Survivors of oropharyngeal cancers who developed late lower cranial neuropathy (LCNP) reported having worse cancer treatment–related symptoms, according to the results of a survey conducted at the University of Texas MD Anderson Cancer Center.

“The study findings suggest the need for long-term surveillance of late LCNP among patients with head and neck cancer and oropharyngeal cancer, particularly in light of epidemiologic trends that suggest increasing numbers of oropharyngeal cancer survivors at risk of late symptoms in the immediate years ahead,” wrote Puja Aggarwal, BDS, MPH, of the department of head and neck surgery at MD Anderson, and colleagues, in JAMA Otolaryngology-Head & Neck Surgery.

The study included 889 survivors of oropharyngeal cancer nested within a retrospective cohort of survivors treated at MD Anderson from 2000 to 2013. To be eligible for the study, participants had to be disease free and to have had completed their last treatment more than 1 year before the study survey.

The researchers were looking at a change in the mean of the top 5 most severely scored symptoms of all 22 core and head and neck–specific symptoms from the MD Anderson Symptom Inventory Head and Neck Cancer Module (MDASI-HN).

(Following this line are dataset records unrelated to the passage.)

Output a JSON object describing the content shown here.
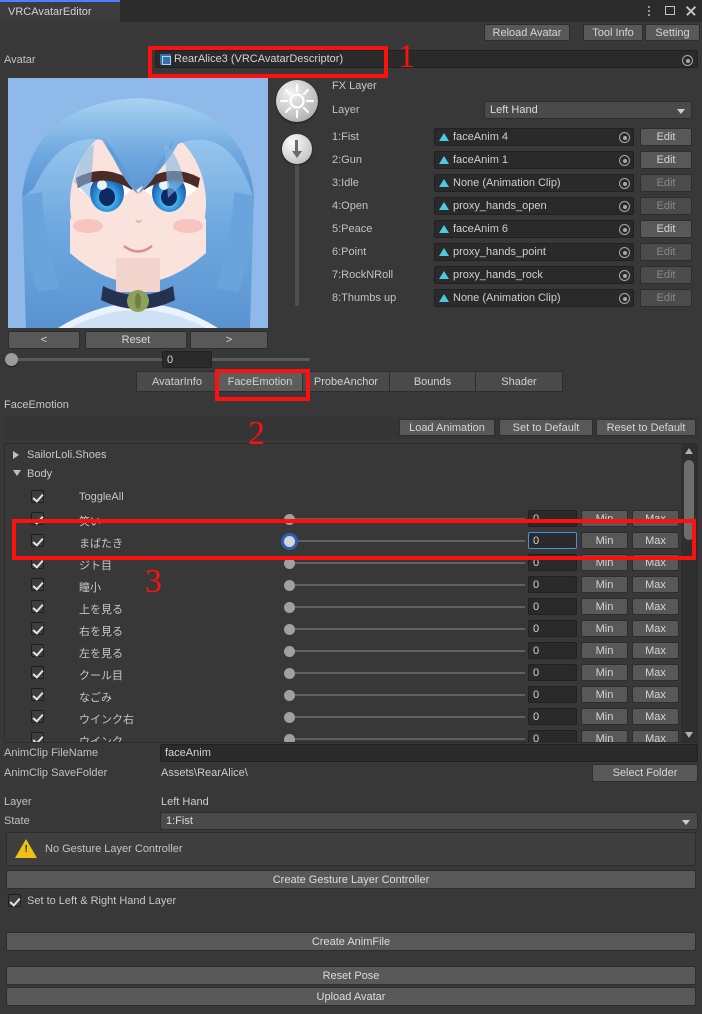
{
  "window": {
    "tab_title": "VRCAvatarEditor",
    "controls": {
      "menu": "menu-dots",
      "maximize": "maximize",
      "close": "close"
    }
  },
  "toolbar": {
    "reload_avatar": "Reload Avatar",
    "tool_info": "Tool Info",
    "setting": "Setting"
  },
  "avatar_field": {
    "label": "Avatar",
    "value": "RearAlice3 (VRCAvatarDescriptor)"
  },
  "preview": {
    "prev_label": "<",
    "reset_label": "Reset",
    "next_label": ">",
    "zoom_value": "0"
  },
  "fx_layer": {
    "title": "FX Layer",
    "layer_label": "Layer",
    "layer_value": "Left Hand",
    "rows": [
      {
        "name": "1:Fist",
        "clip": "faceAnim 4",
        "edit": "Edit",
        "edit_enabled": true
      },
      {
        "name": "2:Gun",
        "clip": "faceAnim 1",
        "edit": "Edit",
        "edit_enabled": true
      },
      {
        "name": "3:Idle",
        "clip": "None (Animation Clip)",
        "edit": "Edit",
        "edit_enabled": false
      },
      {
        "name": "4:Open",
        "clip": "proxy_hands_open",
        "edit": "Edit",
        "edit_enabled": false
      },
      {
        "name": "5:Peace",
        "clip": "faceAnim 6",
        "edit": "Edit",
        "edit_enabled": true
      },
      {
        "name": "6:Point",
        "clip": "proxy_hands_point",
        "edit": "Edit",
        "edit_enabled": false
      },
      {
        "name": "7:RockNRoll",
        "clip": "proxy_hands_rock",
        "edit": "Edit",
        "edit_enabled": false
      },
      {
        "name": "8:Thumbs up",
        "clip": "None (Animation Clip)",
        "edit": "Edit",
        "edit_enabled": false
      }
    ]
  },
  "tabs": [
    {
      "label": "AvatarInfo",
      "active": false
    },
    {
      "label": "FaceEmotion",
      "active": true
    },
    {
      "label": "ProbeAnchor",
      "active": false
    },
    {
      "label": "Bounds",
      "active": false
    },
    {
      "label": "Shader",
      "active": false
    }
  ],
  "section": {
    "title": "FaceEmotion",
    "load_animation": "Load Animation",
    "set_to_default": "Set to Default",
    "reset_to_default": "Reset to Default"
  },
  "blendshape_list": {
    "groups": [
      {
        "name": "SailorLoli.Shoes",
        "expanded": false
      },
      {
        "name": "Body",
        "expanded": true
      }
    ],
    "toggle_all": {
      "label": "ToggleAll",
      "checked": true
    },
    "min_label": "Min",
    "max_label": "Max",
    "items": [
      {
        "name": "笑い",
        "checked": true,
        "value": "0",
        "focused": false
      },
      {
        "name": "まばたき",
        "checked": true,
        "value": "0",
        "focused": true
      },
      {
        "name": "ジト目",
        "checked": true,
        "value": "0",
        "focused": false
      },
      {
        "name": "瞳小",
        "checked": true,
        "value": "0",
        "focused": false
      },
      {
        "name": "上を見る",
        "checked": true,
        "value": "0",
        "focused": false
      },
      {
        "name": "右を見る",
        "checked": true,
        "value": "0",
        "focused": false
      },
      {
        "name": "左を見る",
        "checked": true,
        "value": "0",
        "focused": false
      },
      {
        "name": "クール目",
        "checked": true,
        "value": "0",
        "focused": false
      },
      {
        "name": "なごみ",
        "checked": true,
        "value": "0",
        "focused": false
      },
      {
        "name": "ウインク右",
        "checked": true,
        "value": "0",
        "focused": false
      },
      {
        "name": "ウインク",
        "checked": true,
        "value": "0",
        "focused": false
      }
    ]
  },
  "form": {
    "filename_label": "AnimClip FileName",
    "filename_value": "faceAnim",
    "savefolder_label": "AnimClip SaveFolder",
    "savefolder_value": "Assets\\RearAlice\\",
    "select_folder": "Select Folder",
    "layer_label": "Layer",
    "layer_value": "Left Hand",
    "state_label": "State",
    "state_value": "1:Fist"
  },
  "helpbox": {
    "text": "No Gesture Layer Controller"
  },
  "actions": {
    "create_gesture_layer_controller": "Create Gesture Layer Controller",
    "set_to_left_right_hand_layer": "Set to Left & Right Hand Layer",
    "set_to_left_right_hand_layer_checked": true,
    "create_animfile": "Create AnimFile",
    "reset_pose": "Reset Pose",
    "upload_avatar": "Upload Avatar"
  },
  "annotations": [
    {
      "id": "1",
      "number": "1"
    },
    {
      "id": "2",
      "number": "2"
    },
    {
      "id": "3",
      "number": "3"
    }
  ],
  "colors": {
    "accent_blue": "#4c7eff",
    "annotation_red": "#fc1111",
    "panel_bg": "#383838",
    "warning_yellow": "#f2c014"
  }
}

The majority of included patients had been treated with radiotherapy (99.1%). Of the included patients, 4% developed late LCNP, defined as onset 3 months or more after cancer therapy. The median time to onset of LCNP was 5.25 years after radiotherapy. The researchers noted that the mean radiation dose among survivors with late LCNP was slightly higher compared with survivors without late LCNP (70 Gy vs 69.3 Gy).

The survey revealed that those with late LCNP had significantly worse mean treatment-related symptom scores compared with those without LCNP (4.5 for LCNP vs 2.5 for patients without LCNP). After adjusting for age, survival time, sex, therapeutic modality, T stage, subsite, radiation therapy modality, smoking status, and normal diet before treatment, late LCNP was significantly associated with a worse mean top 5 MDASI-HN symptom score, a finding that “reflects a moderate effect size of LCNP on most prevalent symptoms in this survivor population,” the researchers wrote.

Late LCNP was also significantly associated with single-item scores for difficulty swallowing or chewing, mucus, fatigue, choking, and voice or speech symptoms.

“Of interest, among individual components of the interference domain, late LCNP was more strongly associated with activity-related interference but not psychosocial-related scores, but this association was also not statistically significant,” the researchers wrote. “These findings might suggest a more lasting burden of LCNP on activity as opposed to emotional distress.”

A higher proportion of survivors with LCNP reported severe (20.0% vs 5.8%) and moderate (40.05% vs 15.6%) symptoms.

“Given the high degree of symptom burden, integration of interdisciplinary supportive care should be given early to potentially attenuate or slow the functional burden of LCNP,” the researchers wrote. “Targeted and individualized treatments must take into consideration patient perspectives, and routine symptom screening using validated patient-reported outcomes, such as the MDASI-HN, in patients with LCNP may also be of value to prioritize areas for intervention.”